Глава 8. Мазай

Иван Павлович, не привыкший отступать, вновь намеревался «атаковать» ателье. Необходимо было прояснить: кому же все-таки принадлежала эта чертова пуговица?
Сбитый с толку накануне доводами Игоря, он все же решил всеми доступными методами докопаться до манящей истины, которая, казалось, находилась совсем близко.
Мысль о возможном участии Николая в этой гнусной истории стесняла и угнетала Ивана Павловича. Объяснение таким непривычным для Ивана Павловича сомнениям крылось в истории двухлетней давности. По роковой случайности он стал невольным «вершителем судьбы» Михаила Васильевича Дятлова, отца Николая, который отбывал срок за потасовку с учителем из-за двух бутылок водки.
Теплым осенним вечером Иван Павлович проходил мимо продуктового магазина и зашел в него за бутылкой молока и буханкой хлеба. Тем временем в магазине уже находился нетрезвый Михаил Васильевич с собутыльниками, стоя в очереди за водкой. Магазин был небольшой и тесный: молочный отдел находился напротив отдела с алкоголем и табаком. Прилавки с витринами разделял небольшой проход, где с трудом могли разминуться люди, особенно если в кассу каждого из отделов стояла очередь из других покупателей.

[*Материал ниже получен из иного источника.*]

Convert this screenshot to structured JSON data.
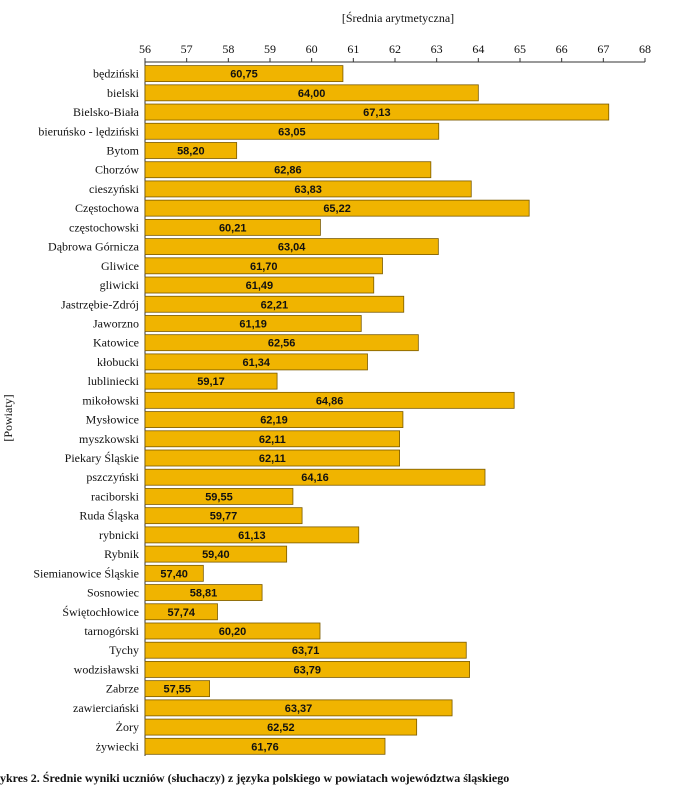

Иван Павлович оплатил «Можайское» молоко и хлеб, после чего энергично развернулся и, пытаясь увернуться от столкновения с пенсионеркой, без умысла толкнул Михаила Васильевича. Дятлов, державший в одной руке сдачу, а в другой две бутылки водки за горлышко, к такому неловкому обращению со стороны Ивана Павловича оказался не готов. В следующее мгновение магазин наполнил шум бьющихся о пол бутылок. Последовавшая за этим немая сцена была совсем недолгой и, как только Дятлов осознал потерю и почувствовал на себе воспаленные взгляды «товарищей», он накинулся с кулаками на Ивана Павловича.
– Ах, епт… мать… художник. Опять ты! – задыхаясь от злости, выкрикивал Михаил Васильевич.
– Это недоразумение, полнейшее недоразумение, я вас уверяю! – отмахивался Казаков.
– Ща я те дам недоразумение, козел! – вопил Дятлов.
Драка завязалась хоть и сумбурная, но не шуточная. Защищаясь, Иван Павлович размахивал руками, в результате чего стеклянная бутылка «Можайского» молока вылетела из пакета и угодила в колено Михаила Васильевича, который, падая, схватил из очереди кого сумел и завалился на витрину с молочными продуктами. Кончилось все для Михаила Васильевича уже совсем скоро требованием судьи искупить свою вину в колонии общего режима.
Иван Павлович отмахнулся от воспоминаний и улегся на кровать в брюках и рубашке, закинув руку за голову. Словно музицируя, свободной рукой он всю ночь занимался поиском мотива, которым мог бы руководствоваться Николай при совершении преступления, но отыскать его никак не мог. Он вспоминал, что могло бы связывать его и Соснина, однако и эти скудные воспоминания не открыли Казакову ни одной тайны.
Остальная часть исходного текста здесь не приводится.